Ia menegaskan, sesuai dengan mekanisme, setelah perda selesai baru reklamasi dilaksanakan. Izin reklamasi baru dapat diberikan jika ada alokasi tata wilayah dan tata ruang. Sebab, di Jakarta ada pipa kabel bawah laut yang sangat banyak. Pipa kabel membentang dari tengah Laut Jawa ke Muara Karang, dan ditarik ke Tanjung Perak-Surabaya serta Tanjung Priok.

Tak diragukan lagi, katanya, reklamasi tersebut bakal menimpa pipa dan karena itu dinilai berbahaya.

“Dalam rapat tingkat Menteri Koordinator Perekonomian, terkait izin reklamasi di utara Jakarta tersebut, masih dalam status quo. Karena, ini melanggar. Sebentar lagi akan dipanggil DPR,” tuturnya.

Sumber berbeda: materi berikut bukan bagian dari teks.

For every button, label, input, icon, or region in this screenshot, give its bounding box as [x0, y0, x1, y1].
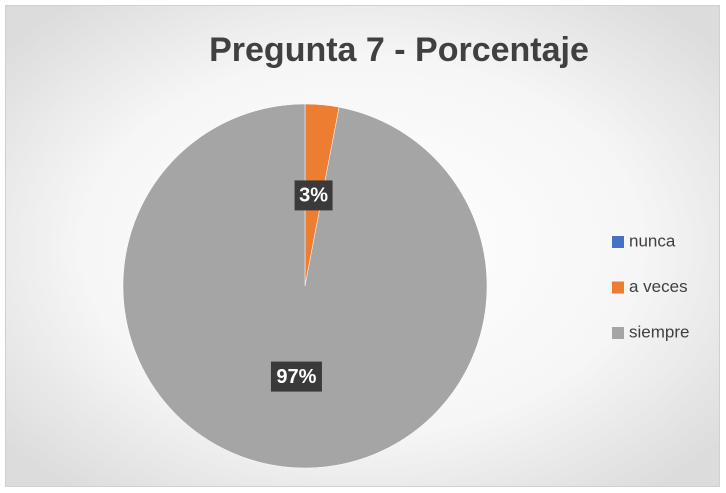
legend-label: nunca [629, 231, 676, 250]
legend-swatch [612, 236, 624, 248]
data-label: 3% [299, 185, 328, 207]
legend-label: a veces [629, 277, 688, 296]
legend-swatch [612, 327, 624, 339]
data-label-box [270, 361, 322, 392]
legend-label: siempre [629, 322, 689, 341]
chart-title: Pregunta 7 - Porcentaje [209, 31, 589, 69]
data-label-box [294, 180, 333, 211]
pie-slice [122, 103, 488, 469]
data-label: 97% [276, 366, 316, 388]
legend-swatch [612, 281, 624, 294]
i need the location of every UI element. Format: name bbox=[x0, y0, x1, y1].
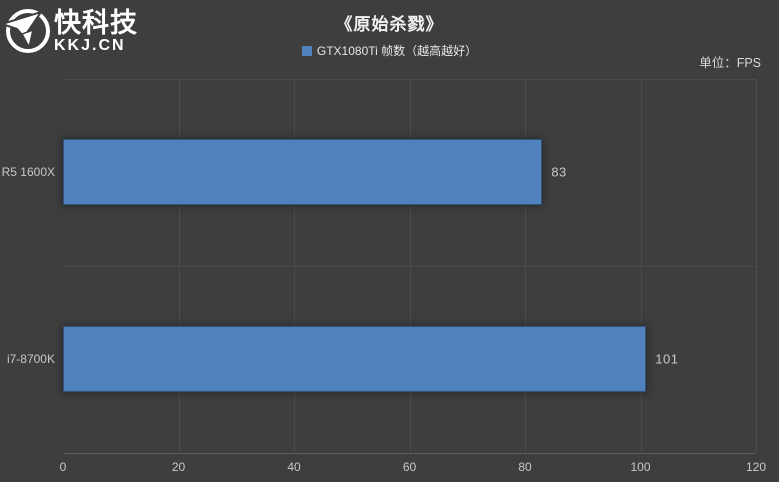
category-separator-line bbox=[63, 265, 756, 267]
legend: GTX1080Ti 帧数（越高越好） bbox=[0, 42, 779, 59]
legend-label: GTX1080Ti 帧数（越高越好） bbox=[316, 44, 478, 58]
x-tick-label-40: 40 bbox=[287, 460, 301, 474]
value-label-i7-8700k: 101 bbox=[655, 351, 679, 367]
kkj-logo: 快科技 KKJ.CN bbox=[0, 3, 138, 60]
legend-marker bbox=[301, 45, 312, 56]
x-tick-label-120: 120 bbox=[745, 460, 767, 474]
value-label-r5-1600x: 83 bbox=[551, 164, 567, 180]
logo-domain: KKJ.CN bbox=[54, 36, 126, 54]
x-tick-label-0: 0 bbox=[59, 460, 67, 474]
category-label-r5-1600x: R5 1600X bbox=[1, 165, 55, 180]
x-tick-label-100: 100 bbox=[630, 460, 651, 474]
bar-i7-8700k bbox=[63, 325, 647, 392]
x-tick-label-20: 20 bbox=[171, 460, 186, 474]
bar-r5-1600x bbox=[63, 139, 543, 206]
logo-brand: 快科技 bbox=[54, 7, 138, 38]
category-label-i7-8700k: i7-8700K bbox=[6, 351, 55, 366]
paper-plane-circle-icon bbox=[0, 3, 52, 60]
chart-title: 《原始杀戮》 bbox=[335, 15, 444, 34]
x-tick-label-80: 80 bbox=[518, 460, 532, 474]
gridline-x-120 bbox=[756, 79, 757, 452]
unit-label: 单位：FPS bbox=[699, 56, 761, 70]
logo-text: 快科技 KKJ.CN bbox=[54, 7, 138, 54]
x-tick-label-60: 60 bbox=[402, 460, 417, 474]
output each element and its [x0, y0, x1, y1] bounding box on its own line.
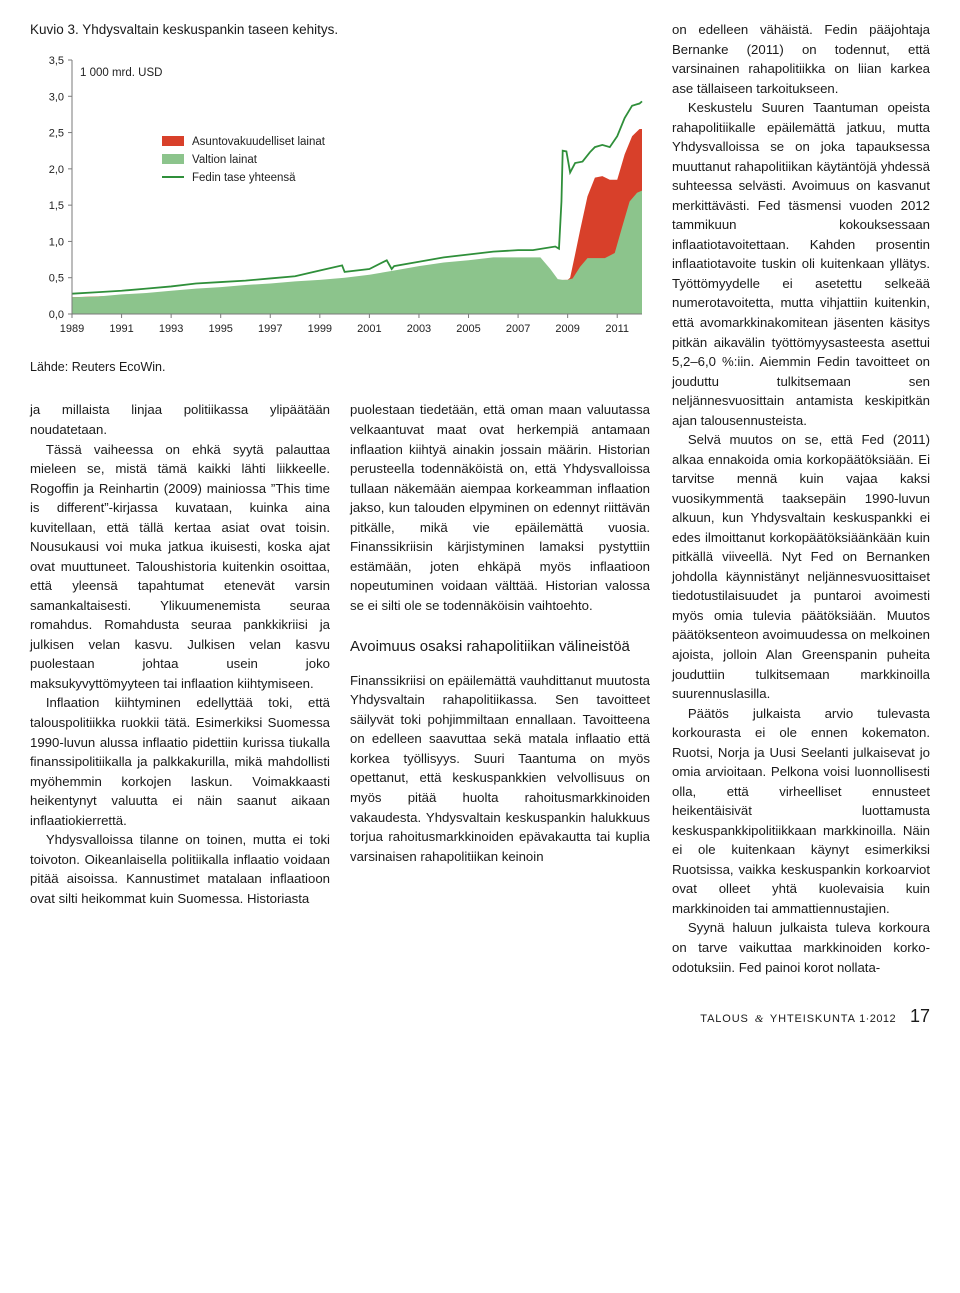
- svg-text:Fedin tase yhteensä: Fedin tase yhteensä: [192, 172, 296, 184]
- section-heading: Avoimuus osaksi rahapolitiikan välineist…: [350, 637, 650, 657]
- svg-text:0,5: 0,5: [49, 273, 64, 285]
- magazine-name-a: TALOUS: [700, 1013, 748, 1025]
- para: Yhdysvalloissa tilanne on toinen, mutta …: [30, 830, 330, 908]
- svg-text:3,5: 3,5: [49, 55, 64, 67]
- page-columns: Kuvio 3. Yhdysvaltain keskuspankin tasee…: [30, 20, 930, 977]
- svg-text:1 000 mrd. USD: 1 000 mrd. USD: [80, 67, 162, 79]
- ampersand: &: [753, 1013, 766, 1025]
- left-column: Kuvio 3. Yhdysvaltain keskuspankin tasee…: [30, 20, 650, 977]
- svg-text:2007: 2007: [506, 323, 530, 335]
- svg-text:2,5: 2,5: [49, 128, 64, 140]
- balance-chart: 0,0 0,5 1,0 1,5 2,0 2,5 3,0 3,5 1989 1991 1993 1995…: [30, 50, 650, 340]
- para: Selvä muutos on se, että Fed (2011) alka…: [672, 430, 930, 703]
- para: ja millaista linjaa politiikassa ylipäät…: [30, 400, 330, 439]
- para: Päätös julkaista arvio tulevasta korkour…: [672, 704, 930, 919]
- para: on edelleen vähäistä. Fedin pääjohtaja B…: [672, 20, 930, 98]
- para: puolestaan tiedetään, että oman maan val…: [350, 400, 650, 615]
- para: Finanssikriisi on epäilemättä vauhdittan…: [350, 671, 650, 866]
- subcol-b: puolestaan tiedetään, että oman maan val…: [350, 400, 650, 908]
- page-footer: TALOUS & YHTEISKUNTA 1·2012 17: [30, 1003, 930, 1030]
- chart-title: Kuvio 3. Yhdysvaltain keskuspankin tasee…: [30, 20, 650, 40]
- page-number: 17: [910, 1006, 930, 1026]
- svg-text:2009: 2009: [555, 323, 579, 335]
- svg-text:1997: 1997: [258, 323, 282, 335]
- para: Syynä haluun julkaista tuleva korkoura o…: [672, 918, 930, 977]
- chart-source: Lähde: Reuters EcoWin.: [30, 358, 650, 377]
- svg-text:Valtion lainat: Valtion lainat: [192, 154, 258, 166]
- svg-text:1,0: 1,0: [49, 236, 64, 248]
- svg-text:2005: 2005: [456, 323, 480, 335]
- svg-text:1,5: 1,5: [49, 200, 64, 212]
- body-subcolumns: ja millaista linjaa politiikassa ylipäät…: [30, 400, 650, 908]
- para: Keskustelu Suuren Taantuman opeista raha…: [672, 98, 930, 430]
- svg-text:2011: 2011: [605, 323, 629, 335]
- subcol-a: ja millaista linjaa politiikassa ylipäät…: [30, 400, 330, 908]
- issue-number: 1·2012: [859, 1013, 896, 1025]
- svg-text:2,0: 2,0: [49, 164, 64, 176]
- svg-text:3,0: 3,0: [49, 91, 64, 103]
- chart-holder: 0,0 0,5 1,0 1,5 2,0 2,5 3,0 3,5 1989 1991 1993 1995…: [30, 50, 650, 340]
- svg-text:1989: 1989: [60, 323, 84, 335]
- para: Tässä vaiheessa on ehkä syytä palauttaa …: [30, 440, 330, 694]
- right-column: on edelleen vähäistä. Fedin pääjohtaja B…: [672, 20, 930, 977]
- svg-text:0,0: 0,0: [49, 309, 64, 321]
- svg-text:2003: 2003: [407, 323, 431, 335]
- svg-text:1991: 1991: [109, 323, 133, 335]
- svg-text:Asuntovakuudelliset lainat: Asuntovakuudelliset lainat: [192, 136, 326, 148]
- svg-text:1993: 1993: [159, 323, 183, 335]
- magazine-name-b: YHTEISKUNTA: [770, 1013, 855, 1025]
- svg-text:2001: 2001: [357, 323, 381, 335]
- svg-text:1999: 1999: [308, 323, 332, 335]
- para: Inflaation kiihtyminen edellyttää toki, …: [30, 693, 330, 830]
- svg-text:1995: 1995: [208, 323, 232, 335]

Sebelumnya, sewaktu masih menjadi Wakil Gubernur DKI Jakarta, Januari 2014 lalu, Ahok memang terkesan ngotot ingin membangun program reklamasi 17 pulau. Selain dapat menanggulangi banjir di kawasan utara Jakarta, ia meyakini program tersebut lebih menguntungkan karena mampu menarik para investor mereklamasi pulau. Maka, ketika Ahok akhirnya menjadi Gubernur DKI Jakarta, yang sekarang masih dalam hitungan bulan, izin reklamasi itu ia keluarkan.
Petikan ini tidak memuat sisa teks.